Microsofts Markezich and the Cloud

By Clint Boulton  |  Posted 2010-02-21 Print this article Print


Ron Markezich, corporate vice president of Microsoft Online Services, doesn't think the notion of what solution is better is so cut and dry. That's because what is better is a matter of perspective based on customer needs.

"Customers are all in different situations," Markezich told eWEEK. "Whether a customer wants to go 100 percent to the cloud today or if they want to go to the cloud in a measured approach in a period of years, we want to make sure we can bet on Microsoft to serve their needs. No one else has credible services that are adopted by some of the larger companies in the world."

Microsoft's Business Productivity Online Suite, or BPOS for brevity's sake, is Microsoft's counter to Google Apps. Available worldwide since March 2009, this package includes Microsoft Exchange Online with Microsoft Exchange Hosted Filtering, Microsoft SharePoint Online, Microsoft Office Communications Online and Microsoft Office Live Meeting.
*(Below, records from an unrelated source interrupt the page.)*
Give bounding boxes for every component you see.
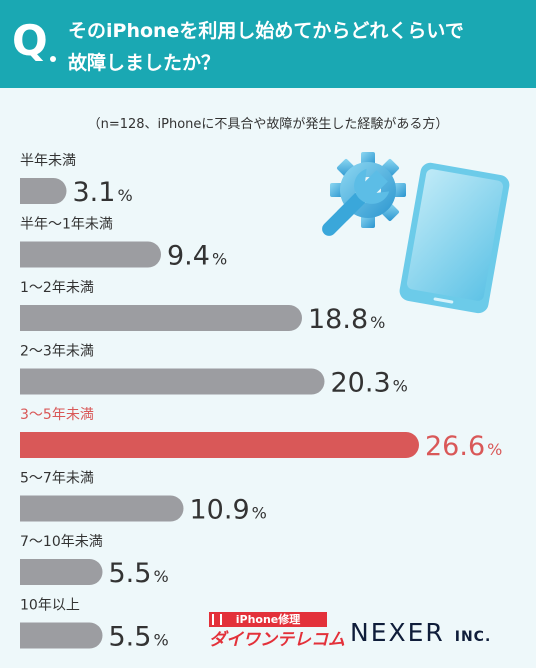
- category-label-3: 2〜3年未満: [20, 344, 94, 360]
- value-label-0: 3.1%: [73, 177, 133, 208]
- category-label-6: 7〜10年未満: [20, 534, 103, 550]
- bar-left-cap-7: [20, 622, 46, 649]
- bar-2: [20, 305, 302, 331]
- bar-3: [20, 368, 325, 395]
- category-label-0: 半年未満: [20, 153, 76, 169]
- nexer-logo-suffix: INC.: [454, 629, 492, 645]
- nexer-logo: NEXER INC.: [350, 618, 491, 647]
- bar-left-cap-3: [20, 368, 46, 395]
- logo-mark-icon: [212, 614, 222, 625]
- category-label-5: 5〜7年未満: [20, 471, 94, 487]
- category-label-7: 10年以上: [20, 598, 80, 614]
- category-label-4: 3〜5年未満: [20, 407, 94, 423]
- value-label-4: 26.6%: [425, 431, 502, 462]
- question-dot: [50, 56, 56, 62]
- sample-note: （n=128、iPhoneに不具合や故障が発生した経験がある方）: [87, 117, 449, 132]
- question-title-line2: 故障しましたか？: [68, 52, 221, 74]
- bar-left-cap-4: [20, 432, 46, 458]
- bar-left-cap-5: [20, 495, 46, 522]
- nexer-logo-text: NEXER: [350, 618, 445, 647]
- question-mark-letter: Q: [12, 16, 48, 65]
- repair-logo-top: iPhone修理: [209, 612, 327, 627]
- bar-left-cap-2: [20, 305, 46, 331]
- bar-5: [20, 495, 184, 522]
- category-label-2: 1〜2年未満: [20, 280, 94, 296]
- question-header: Q そのiPhoneを利用し始めてからどれくらいで 故障しましたか？: [0, 0, 536, 88]
- bar-left-cap-0: [20, 178, 46, 204]
- bar-left-cap-6: [20, 559, 46, 585]
- value-label-6: 5.5%: [109, 558, 169, 589]
- repair-logo: iPhone修理 ダイワンテレコム: [209, 612, 345, 652]
- repair-logo-bottom-text: ダイワンテレコム: [209, 630, 345, 650]
- bar-left-cap-1: [20, 241, 46, 268]
- question-title-line1: そのiPhoneを利用し始めてからどれくらいで: [68, 20, 464, 42]
- repair-logo-top-text: iPhone修理: [235, 613, 301, 626]
- value-label-1: 9.4%: [167, 241, 227, 272]
- value-label-3: 20.3%: [331, 368, 408, 399]
- bar-4: [20, 432, 419, 458]
- value-label-7: 5.5%: [109, 622, 169, 653]
- value-label-5: 10.9%: [190, 495, 267, 526]
- bar-1: [20, 241, 161, 268]
- value-label-2: 18.8%: [308, 304, 385, 335]
- category-label-1: 半年〜1年未満: [20, 217, 113, 233]
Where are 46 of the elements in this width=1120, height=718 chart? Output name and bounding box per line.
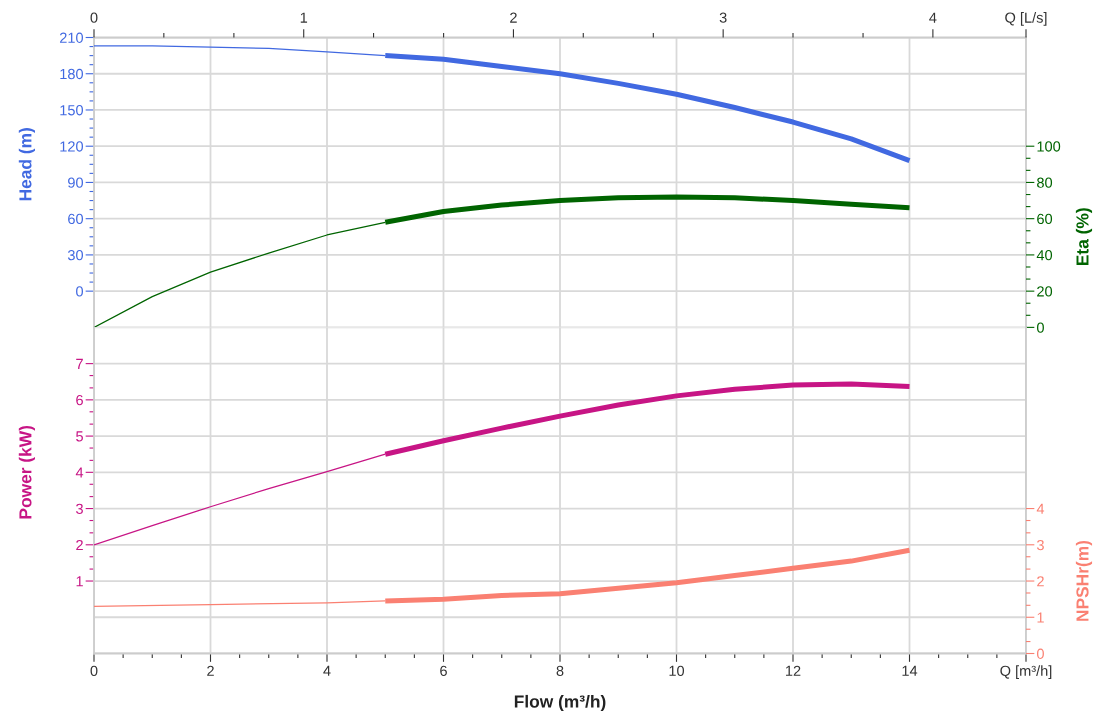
x2-tick-label: Q [L/s] [1005, 12, 1047, 26]
x2-tick-label: 1 [300, 12, 308, 23]
x2-tick-label: 3 [719, 12, 727, 23]
x2-tick-label: 0 [90, 12, 98, 23]
x-tick-label: 0 [90, 665, 98, 677]
x-tick-label: Q [m³/h] [1000, 665, 1052, 679]
y2-tick-label: 1 [1037, 612, 1044, 623]
y-tick-label: 6 [76, 394, 83, 406]
y-tick-label: 7 [76, 358, 83, 369]
x2-tick-label: 4 [929, 12, 937, 23]
y2-tick-label: 60 [1037, 213, 1053, 225]
y-tick-label: 120 [60, 141, 84, 152]
y2-axis-title: Eta (%) [1075, 208, 1093, 266]
y-axis-title: Head (m) [18, 128, 35, 201]
x-tick-label: 6 [440, 665, 447, 677]
y-tick-label: 90 [68, 177, 84, 188]
y2-axis-title: NPSHr(m) [1075, 540, 1093, 621]
x2-tick-label: 2 [510, 12, 517, 23]
y-axis-title: Power (kW) [18, 425, 35, 519]
x-tick-label: 4 [323, 665, 331, 676]
y-tick-label: 1 [76, 576, 83, 587]
y2-tick-label: 0 [1036, 648, 1044, 659]
y2-tick-label: 2 [1037, 576, 1044, 587]
y2-tick-label: 20 [1037, 286, 1053, 297]
y-tick-label: 210 [59, 32, 84, 43]
y2-tick-label: 100 [1037, 141, 1061, 152]
y-tick-label: 5 [76, 431, 83, 442]
x-tick-label: 10 [669, 665, 685, 677]
y-tick-label: 4 [75, 467, 84, 478]
x-axis-title: Flow (m³/h) [514, 694, 606, 712]
y-tick-label: 3 [76, 503, 83, 514]
x-tick-label: 12 [786, 665, 801, 676]
y-tick-label: 150 [60, 105, 84, 116]
y-tick-label: 30 [67, 250, 84, 261]
x-tick-label: 8 [556, 665, 564, 677]
y2-tick-label: 0 [1036, 322, 1044, 333]
y2-tick-label: 80 [1037, 177, 1053, 188]
y2-tick-label: 3 [1036, 539, 1044, 551]
y-tick-label: 2 [76, 539, 83, 551]
y-tick-label: 0 [76, 286, 84, 297]
y2-tick-label: 40 [1036, 250, 1053, 261]
y-tick-label: 180 [60, 68, 84, 80]
x-tick-label: 14 [902, 665, 918, 676]
y2-tick-label: 4 [1036, 503, 1045, 514]
x-tick-label: 2 [207, 665, 214, 676]
y-tick-label: 60 [68, 213, 84, 225]
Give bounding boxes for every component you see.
To meet the needs of smaller companies with tighter budgets, or just those who need lightweight, lower cost e-mail and collaboration software, Microsoft also offers the Business Productivity Online Deskless Worker Suite, which includes Exchange Online Deskless Worker for e-mail, calendars and global address lists, antivirus and anti-spam filters, and Microsoft Outlook Web Access Light for access to company e-mail.

SharePoint Online Deskless Worker provides easy access to SharePoint portals, team sites and search functionality.

The standard version of BPOS costs $10 per user per month, or $120 per user per year. BPOS Deskless Worker Suite is $3 per user per month, or $36 per user per year.

However, users may also license single apps as stand-alone services from $2 to $5 per user per month. This is a departure from Google's one price for one year GAPE package.

Microsoft uses the same code base for its BPOS package, as it does its on-premises versions of Exchange and SharePoint, making it easier for legacy customers to migrate to BPOS should they decide to move to the cloud. Microsoft believes this increases the likelihood that customers will stick with Microsoft instead of fleeing for Google Apps or IBM Lotus.

Markezich claimed Microsoft has an advantage over Google because customers who choose to migrate to Google Apps from Microsoft or IBM still can't get the migration "spend out."

Moreover, Markezich claimed three-quarters of Microsoft's cloud customers are coming from Lotus Notes, including pharmaceutical company GlaxoSmithKline, McDonald's and Pitney Bowes, he added:

"The reason they are coming from Notes is they've always wanted to get off of Notes onto Microsoft, but they didn't want to invest in the hardware and skills in that transition. Microsoft Online gives them an easier, faster path to get to a higher caliber communications and collaboration platform."

GlaxoSmithKline CIO Bill Louv said he is moving his 100,000 customers from Lotus Notes to BPOS because it will cut operational costs by some 30 percent.

Louv added that using BPOS Deskless Worker makes a great lightweight option for the company's sales employees who use the Web from Internet kiosks instead of corporate-issued laptops.

Microsoft doesn't disclose exactly how many paying users it has, but Markezich confirmed BPOS has more than 1 million paid seats.